The New Year is typically the time when we reflect on the past and then look forward to the coming year in the hope that it will be better. The desire to have something to hope for that will improve our life is strong. The month of January gets its name from the Roman god Janus who has one face looking back and the others looking forwards. He is the god of gates and transitions.
Often, we can’t move forwards unless we have looked back, retraced our steps and asked some serious reflective questions such as: Is there a pattern in my behaviour and relationships that keeps repeating itself? Is there something I need to acknowledge and take responsibility for? Do I recognise my reactions could have been different? The key is to learn from the past and not just glance at it, so we don’t get stuck in the same old patterns of behaviour. If we do this well, we will grow and develop ways and means of working better with others; as well as being authentic to ourselves.
Jesus calls us to love our neighbour as ourselves. But it’s possible we cant’ love our neighbour because we haven’t really learnt to love and value ourselves in the right way. Part of this is recognising the power of shame and guilt others will try to put on us: either to make them feel better or to control the outcome of a situation. My wife gave me a useful piece of advice in this respect by telling me not to wear anyone else’s coat. I have a 17 inch neck and broad shoulders. If I wear someone else’s coat I usually find it very tight and restrictive and I have to take it off. Someone else may paint a picture of you and try to make you feel squashed but simply refuse to let that happen; refuse to put on their coat. But how can you recognise when this happens and how can you make sure you go home with your own coat?
Brene Brown, a TED speaker, a professor and expert on vulnerability and shame talks about how she acknowledges the power of shame and how others can use this to make you feel that shame. Shame and guilt are different and it’s worth noting that. Brene say:
‘The easiest way to separate shame from guilt is to say shame is “I’m bad” and guilt is
“I did something bad.” Shame is a focus on self; guilt is a focus on behaviour’
When I first started singing and playing as a musician at open mics I remember becoming nervous and had the strong desire to leave as I watched others confidently perform their songs. I felt vulnerable and wanted to escape the judgement of others and the shame of failure; especially if I made mistakes. But part of me wanted to stay and face the vulnerability for, as Brene says:
‘vulnerability is the core, the heart, the centre of meaningful human experiences’
When others try to make us feel bad or lay blame at our feet we go into fight or flight mode. We only have to see certain people who make us feel bad and we want to run away or cross the street. The alternative response is to have a face off and, if they dare say anything bad about us or run us down with their double-edged remarks, we’re going to come out fighting or get seriously defensive. We care deeply about what others think about us and something happens to our cerebral cortex when we feel vulnerable and the adrenalin begins rushing through us.

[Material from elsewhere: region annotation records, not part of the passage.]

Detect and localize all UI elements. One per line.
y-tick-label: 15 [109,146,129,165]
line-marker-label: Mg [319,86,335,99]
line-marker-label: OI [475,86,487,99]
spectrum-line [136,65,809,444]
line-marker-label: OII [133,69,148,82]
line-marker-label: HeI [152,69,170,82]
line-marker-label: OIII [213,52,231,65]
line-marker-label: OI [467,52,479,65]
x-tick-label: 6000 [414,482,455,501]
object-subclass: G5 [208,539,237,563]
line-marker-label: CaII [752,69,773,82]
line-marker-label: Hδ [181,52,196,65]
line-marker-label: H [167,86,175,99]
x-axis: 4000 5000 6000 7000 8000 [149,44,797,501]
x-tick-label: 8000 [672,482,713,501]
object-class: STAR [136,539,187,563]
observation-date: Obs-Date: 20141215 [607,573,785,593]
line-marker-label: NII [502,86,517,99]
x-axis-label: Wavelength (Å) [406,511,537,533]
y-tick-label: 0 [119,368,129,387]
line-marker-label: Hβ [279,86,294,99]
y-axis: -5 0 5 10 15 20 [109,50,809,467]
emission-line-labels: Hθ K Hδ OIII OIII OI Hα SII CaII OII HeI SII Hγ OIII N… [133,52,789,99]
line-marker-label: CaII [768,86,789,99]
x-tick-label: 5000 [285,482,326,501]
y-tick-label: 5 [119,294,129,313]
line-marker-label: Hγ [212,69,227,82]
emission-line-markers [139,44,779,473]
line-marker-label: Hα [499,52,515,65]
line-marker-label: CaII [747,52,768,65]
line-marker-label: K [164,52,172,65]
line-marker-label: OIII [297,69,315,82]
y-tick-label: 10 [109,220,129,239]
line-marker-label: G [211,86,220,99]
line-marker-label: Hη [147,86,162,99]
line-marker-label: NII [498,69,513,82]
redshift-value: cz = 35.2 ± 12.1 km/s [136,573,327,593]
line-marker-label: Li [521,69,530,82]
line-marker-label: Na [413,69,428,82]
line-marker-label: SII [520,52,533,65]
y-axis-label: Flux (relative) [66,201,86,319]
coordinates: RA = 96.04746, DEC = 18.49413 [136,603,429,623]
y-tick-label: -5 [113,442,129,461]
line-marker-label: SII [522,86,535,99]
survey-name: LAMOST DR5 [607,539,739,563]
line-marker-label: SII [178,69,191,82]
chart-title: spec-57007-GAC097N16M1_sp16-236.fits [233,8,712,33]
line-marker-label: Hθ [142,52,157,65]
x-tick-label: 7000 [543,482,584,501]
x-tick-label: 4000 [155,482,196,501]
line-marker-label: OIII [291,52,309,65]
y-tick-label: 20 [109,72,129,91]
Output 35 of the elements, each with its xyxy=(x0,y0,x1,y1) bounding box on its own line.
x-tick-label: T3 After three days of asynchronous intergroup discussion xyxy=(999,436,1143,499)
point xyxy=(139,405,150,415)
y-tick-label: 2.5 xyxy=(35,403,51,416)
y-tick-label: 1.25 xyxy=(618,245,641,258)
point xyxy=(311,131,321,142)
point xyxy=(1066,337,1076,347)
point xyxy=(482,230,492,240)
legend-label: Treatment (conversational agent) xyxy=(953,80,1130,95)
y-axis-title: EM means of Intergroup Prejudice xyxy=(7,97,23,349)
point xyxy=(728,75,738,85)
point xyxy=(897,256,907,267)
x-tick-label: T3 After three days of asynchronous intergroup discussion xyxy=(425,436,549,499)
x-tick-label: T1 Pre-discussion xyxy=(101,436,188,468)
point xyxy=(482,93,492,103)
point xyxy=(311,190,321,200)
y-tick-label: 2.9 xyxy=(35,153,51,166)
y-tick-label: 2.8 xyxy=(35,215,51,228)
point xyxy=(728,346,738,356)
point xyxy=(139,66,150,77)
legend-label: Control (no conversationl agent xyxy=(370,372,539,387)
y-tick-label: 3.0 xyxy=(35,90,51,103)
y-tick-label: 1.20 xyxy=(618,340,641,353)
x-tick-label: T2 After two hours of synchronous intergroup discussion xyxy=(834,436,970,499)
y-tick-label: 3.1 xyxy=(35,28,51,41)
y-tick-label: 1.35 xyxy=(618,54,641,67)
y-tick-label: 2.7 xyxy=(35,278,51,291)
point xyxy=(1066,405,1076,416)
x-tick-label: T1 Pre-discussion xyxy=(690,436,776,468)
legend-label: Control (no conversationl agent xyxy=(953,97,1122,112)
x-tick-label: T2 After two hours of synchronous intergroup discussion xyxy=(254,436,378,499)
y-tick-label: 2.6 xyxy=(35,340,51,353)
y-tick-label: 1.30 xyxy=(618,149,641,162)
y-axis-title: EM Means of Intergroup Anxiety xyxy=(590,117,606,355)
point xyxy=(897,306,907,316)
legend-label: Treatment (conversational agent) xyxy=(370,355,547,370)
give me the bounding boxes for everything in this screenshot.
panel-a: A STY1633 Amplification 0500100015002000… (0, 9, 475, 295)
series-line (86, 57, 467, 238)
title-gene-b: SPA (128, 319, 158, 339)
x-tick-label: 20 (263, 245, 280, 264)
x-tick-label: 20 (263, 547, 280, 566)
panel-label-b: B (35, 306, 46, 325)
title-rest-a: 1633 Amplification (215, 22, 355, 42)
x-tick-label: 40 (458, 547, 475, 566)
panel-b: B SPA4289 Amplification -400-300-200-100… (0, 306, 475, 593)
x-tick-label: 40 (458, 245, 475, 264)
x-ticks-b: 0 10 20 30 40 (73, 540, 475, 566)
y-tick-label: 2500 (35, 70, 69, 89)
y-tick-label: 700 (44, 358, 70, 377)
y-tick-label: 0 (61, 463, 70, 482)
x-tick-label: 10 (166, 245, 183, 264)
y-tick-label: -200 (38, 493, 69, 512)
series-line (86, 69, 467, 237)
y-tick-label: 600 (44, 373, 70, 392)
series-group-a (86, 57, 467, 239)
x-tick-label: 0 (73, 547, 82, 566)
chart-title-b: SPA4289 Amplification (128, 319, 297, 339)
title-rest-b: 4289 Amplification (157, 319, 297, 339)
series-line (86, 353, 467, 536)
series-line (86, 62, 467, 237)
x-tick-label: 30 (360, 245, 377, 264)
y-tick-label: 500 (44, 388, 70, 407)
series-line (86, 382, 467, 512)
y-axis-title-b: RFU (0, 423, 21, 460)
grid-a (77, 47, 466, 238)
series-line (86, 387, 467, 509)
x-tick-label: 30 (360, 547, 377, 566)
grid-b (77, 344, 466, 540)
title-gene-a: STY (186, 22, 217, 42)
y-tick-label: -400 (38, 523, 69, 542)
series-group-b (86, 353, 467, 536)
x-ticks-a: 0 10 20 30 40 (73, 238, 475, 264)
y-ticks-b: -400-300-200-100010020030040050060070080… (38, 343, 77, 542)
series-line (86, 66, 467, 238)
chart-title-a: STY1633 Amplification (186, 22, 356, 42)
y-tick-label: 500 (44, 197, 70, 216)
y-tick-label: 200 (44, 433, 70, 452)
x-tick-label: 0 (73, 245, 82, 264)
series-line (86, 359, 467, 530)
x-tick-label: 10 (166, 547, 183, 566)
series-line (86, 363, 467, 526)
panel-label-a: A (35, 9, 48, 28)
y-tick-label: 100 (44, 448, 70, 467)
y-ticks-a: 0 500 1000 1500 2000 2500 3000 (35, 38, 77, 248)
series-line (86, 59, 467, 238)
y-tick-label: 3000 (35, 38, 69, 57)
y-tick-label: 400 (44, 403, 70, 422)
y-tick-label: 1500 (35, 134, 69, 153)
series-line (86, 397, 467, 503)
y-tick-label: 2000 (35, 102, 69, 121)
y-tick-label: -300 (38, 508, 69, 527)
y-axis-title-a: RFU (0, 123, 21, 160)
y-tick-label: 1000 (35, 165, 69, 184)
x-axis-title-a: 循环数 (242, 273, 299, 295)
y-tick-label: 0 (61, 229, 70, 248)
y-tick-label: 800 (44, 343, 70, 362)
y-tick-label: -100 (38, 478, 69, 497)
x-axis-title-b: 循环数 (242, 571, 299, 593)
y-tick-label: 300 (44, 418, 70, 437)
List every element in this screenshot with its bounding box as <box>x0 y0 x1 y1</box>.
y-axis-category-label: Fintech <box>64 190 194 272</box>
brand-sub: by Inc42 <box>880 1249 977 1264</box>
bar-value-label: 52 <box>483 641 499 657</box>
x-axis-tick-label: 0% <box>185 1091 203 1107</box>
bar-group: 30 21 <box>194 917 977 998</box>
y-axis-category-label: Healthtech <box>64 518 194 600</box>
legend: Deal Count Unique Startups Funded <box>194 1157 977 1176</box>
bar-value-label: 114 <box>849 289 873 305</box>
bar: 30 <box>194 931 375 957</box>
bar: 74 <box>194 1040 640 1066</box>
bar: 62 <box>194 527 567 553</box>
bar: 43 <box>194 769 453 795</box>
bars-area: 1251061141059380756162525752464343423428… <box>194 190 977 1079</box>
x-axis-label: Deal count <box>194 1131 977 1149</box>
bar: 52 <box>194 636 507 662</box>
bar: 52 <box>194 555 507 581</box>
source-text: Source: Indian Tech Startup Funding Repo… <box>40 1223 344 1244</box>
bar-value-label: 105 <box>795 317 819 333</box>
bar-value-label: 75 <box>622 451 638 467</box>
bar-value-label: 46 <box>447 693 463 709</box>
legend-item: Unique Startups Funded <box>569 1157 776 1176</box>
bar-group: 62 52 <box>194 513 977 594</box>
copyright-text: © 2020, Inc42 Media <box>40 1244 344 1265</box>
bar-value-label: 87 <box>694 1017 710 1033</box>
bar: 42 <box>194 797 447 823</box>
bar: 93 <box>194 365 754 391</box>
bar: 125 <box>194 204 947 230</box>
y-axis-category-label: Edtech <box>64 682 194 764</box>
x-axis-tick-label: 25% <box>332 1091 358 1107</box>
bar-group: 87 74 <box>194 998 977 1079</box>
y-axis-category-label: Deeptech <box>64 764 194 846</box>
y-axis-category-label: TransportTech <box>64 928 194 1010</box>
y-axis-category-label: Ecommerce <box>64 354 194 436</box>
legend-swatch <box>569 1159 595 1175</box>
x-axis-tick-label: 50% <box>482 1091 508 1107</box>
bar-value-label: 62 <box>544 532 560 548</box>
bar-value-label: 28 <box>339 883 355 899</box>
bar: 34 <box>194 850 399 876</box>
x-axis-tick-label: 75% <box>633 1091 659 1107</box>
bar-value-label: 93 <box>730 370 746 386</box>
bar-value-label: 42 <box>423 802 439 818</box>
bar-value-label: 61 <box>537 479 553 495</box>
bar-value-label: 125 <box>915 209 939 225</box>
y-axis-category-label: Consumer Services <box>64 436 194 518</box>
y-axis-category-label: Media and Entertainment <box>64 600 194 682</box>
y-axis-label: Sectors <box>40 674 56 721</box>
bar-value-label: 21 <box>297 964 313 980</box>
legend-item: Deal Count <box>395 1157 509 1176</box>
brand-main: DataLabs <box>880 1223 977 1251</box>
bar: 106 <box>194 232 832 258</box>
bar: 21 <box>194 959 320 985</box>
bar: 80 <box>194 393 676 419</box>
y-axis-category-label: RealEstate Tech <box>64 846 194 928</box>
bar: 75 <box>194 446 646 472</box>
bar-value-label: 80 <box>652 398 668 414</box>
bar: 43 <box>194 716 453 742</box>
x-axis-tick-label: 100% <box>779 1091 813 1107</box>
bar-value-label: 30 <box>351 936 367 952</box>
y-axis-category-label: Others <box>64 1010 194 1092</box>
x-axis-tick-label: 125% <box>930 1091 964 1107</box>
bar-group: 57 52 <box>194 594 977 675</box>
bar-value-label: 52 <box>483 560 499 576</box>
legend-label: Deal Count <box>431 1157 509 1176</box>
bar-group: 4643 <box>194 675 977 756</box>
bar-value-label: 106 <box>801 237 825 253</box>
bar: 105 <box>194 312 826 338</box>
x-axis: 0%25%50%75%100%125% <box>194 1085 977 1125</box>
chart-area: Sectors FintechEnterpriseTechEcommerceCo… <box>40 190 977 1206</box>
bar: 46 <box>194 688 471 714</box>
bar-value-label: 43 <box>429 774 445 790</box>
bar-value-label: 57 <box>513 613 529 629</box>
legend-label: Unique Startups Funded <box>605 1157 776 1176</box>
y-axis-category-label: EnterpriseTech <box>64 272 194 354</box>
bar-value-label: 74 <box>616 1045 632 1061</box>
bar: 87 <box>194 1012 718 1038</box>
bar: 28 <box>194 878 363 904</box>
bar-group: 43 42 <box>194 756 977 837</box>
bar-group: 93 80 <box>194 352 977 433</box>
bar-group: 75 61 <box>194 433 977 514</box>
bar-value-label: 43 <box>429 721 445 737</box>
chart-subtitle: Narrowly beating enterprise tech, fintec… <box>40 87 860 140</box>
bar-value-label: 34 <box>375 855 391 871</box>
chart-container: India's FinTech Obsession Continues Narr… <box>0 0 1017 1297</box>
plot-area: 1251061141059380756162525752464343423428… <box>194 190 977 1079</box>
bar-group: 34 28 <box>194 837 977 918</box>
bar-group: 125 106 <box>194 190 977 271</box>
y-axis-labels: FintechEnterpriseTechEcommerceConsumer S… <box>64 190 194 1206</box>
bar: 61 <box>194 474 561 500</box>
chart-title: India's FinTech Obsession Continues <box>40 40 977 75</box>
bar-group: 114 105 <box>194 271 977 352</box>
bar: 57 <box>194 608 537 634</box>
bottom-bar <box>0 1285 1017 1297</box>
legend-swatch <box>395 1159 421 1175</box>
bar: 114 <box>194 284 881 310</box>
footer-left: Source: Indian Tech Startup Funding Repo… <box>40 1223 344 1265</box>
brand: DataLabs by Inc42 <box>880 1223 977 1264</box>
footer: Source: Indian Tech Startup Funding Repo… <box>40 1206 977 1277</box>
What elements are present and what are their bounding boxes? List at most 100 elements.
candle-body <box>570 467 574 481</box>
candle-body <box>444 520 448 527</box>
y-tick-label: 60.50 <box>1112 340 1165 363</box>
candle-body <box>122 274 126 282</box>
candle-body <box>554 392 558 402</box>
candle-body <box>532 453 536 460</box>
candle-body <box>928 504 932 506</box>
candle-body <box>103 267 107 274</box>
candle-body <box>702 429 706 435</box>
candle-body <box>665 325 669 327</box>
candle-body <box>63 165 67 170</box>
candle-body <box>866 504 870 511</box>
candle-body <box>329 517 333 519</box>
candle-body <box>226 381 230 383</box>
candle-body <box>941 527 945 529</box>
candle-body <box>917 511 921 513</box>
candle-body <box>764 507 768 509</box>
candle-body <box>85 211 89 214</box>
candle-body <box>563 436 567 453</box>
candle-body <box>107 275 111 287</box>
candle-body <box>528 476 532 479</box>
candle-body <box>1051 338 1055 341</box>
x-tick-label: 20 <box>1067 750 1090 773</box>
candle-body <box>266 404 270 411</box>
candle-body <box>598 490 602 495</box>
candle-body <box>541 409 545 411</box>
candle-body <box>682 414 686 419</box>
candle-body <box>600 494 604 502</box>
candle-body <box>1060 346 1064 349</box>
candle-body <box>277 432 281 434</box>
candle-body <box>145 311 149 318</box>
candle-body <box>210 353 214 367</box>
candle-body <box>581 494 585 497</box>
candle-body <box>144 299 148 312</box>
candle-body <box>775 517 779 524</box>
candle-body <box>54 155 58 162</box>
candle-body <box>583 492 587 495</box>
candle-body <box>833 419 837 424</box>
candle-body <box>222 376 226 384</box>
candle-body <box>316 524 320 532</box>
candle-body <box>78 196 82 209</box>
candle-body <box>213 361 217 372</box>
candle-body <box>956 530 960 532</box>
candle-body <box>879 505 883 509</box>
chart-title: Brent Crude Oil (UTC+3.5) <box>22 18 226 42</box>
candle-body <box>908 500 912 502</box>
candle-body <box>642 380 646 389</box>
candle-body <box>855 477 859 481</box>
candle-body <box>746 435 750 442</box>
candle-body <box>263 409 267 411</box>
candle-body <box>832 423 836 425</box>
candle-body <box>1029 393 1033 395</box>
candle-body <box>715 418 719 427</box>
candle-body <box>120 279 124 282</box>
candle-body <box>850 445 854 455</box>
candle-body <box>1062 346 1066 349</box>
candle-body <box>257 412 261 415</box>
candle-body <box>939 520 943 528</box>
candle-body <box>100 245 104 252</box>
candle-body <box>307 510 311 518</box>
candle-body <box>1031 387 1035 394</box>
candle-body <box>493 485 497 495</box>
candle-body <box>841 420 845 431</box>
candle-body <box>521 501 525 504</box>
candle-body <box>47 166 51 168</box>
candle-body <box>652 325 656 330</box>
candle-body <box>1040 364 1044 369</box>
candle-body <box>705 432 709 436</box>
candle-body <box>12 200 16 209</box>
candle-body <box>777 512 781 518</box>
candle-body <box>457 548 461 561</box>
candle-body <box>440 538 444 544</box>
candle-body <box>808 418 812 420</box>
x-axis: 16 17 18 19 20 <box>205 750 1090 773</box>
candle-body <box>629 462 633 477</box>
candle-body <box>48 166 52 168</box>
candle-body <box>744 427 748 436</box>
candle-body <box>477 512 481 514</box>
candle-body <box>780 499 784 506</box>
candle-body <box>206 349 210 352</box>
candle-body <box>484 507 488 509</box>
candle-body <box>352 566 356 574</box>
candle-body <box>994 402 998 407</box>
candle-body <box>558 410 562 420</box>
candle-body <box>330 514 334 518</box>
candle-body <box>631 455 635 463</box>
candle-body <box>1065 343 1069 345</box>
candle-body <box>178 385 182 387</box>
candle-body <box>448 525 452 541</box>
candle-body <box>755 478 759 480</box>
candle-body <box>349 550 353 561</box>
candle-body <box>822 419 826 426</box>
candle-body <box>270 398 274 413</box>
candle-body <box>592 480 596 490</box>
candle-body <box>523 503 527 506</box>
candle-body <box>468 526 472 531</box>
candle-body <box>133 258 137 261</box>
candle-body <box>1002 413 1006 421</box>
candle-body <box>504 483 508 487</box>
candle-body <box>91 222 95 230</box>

Brene tells us to acknowledge when this is happening (counting to ten helps) and tell ourselves not to run away because that wouldn’t be an authentic response. Neither is it best to push forwards and make ourselves big and important because that’s not who we really are either. It’s better to sit with the vulnerability and acknowledge the powerful physiological mechanism of fight or flight. Then decide to choose the authentic response which is to stand. In this I mean we don’t diminish ourselves or puff ourselves up but we dare to face this person and do a reality check. As a Christian this means I am deeply loved by the Father, and I am precious. Then I remember that so is the person in front of me. I’m going to have an encounter where I seek to be truthful and loving and not be afraid (though I may have to simply walk away if it becomes too much or even seek the wisdom of others to help me).
This year don’t worry so much about getting more or better or bigger but look to focus on really learning from the past and, as you understand your own story better, begin to learn from it and to love yourself. This then is the key to growing and living a fuller life where you move into authentic encounters with others and learn to love. Remember, God loves you and ultimately wants you and I to live in loving relationships with others.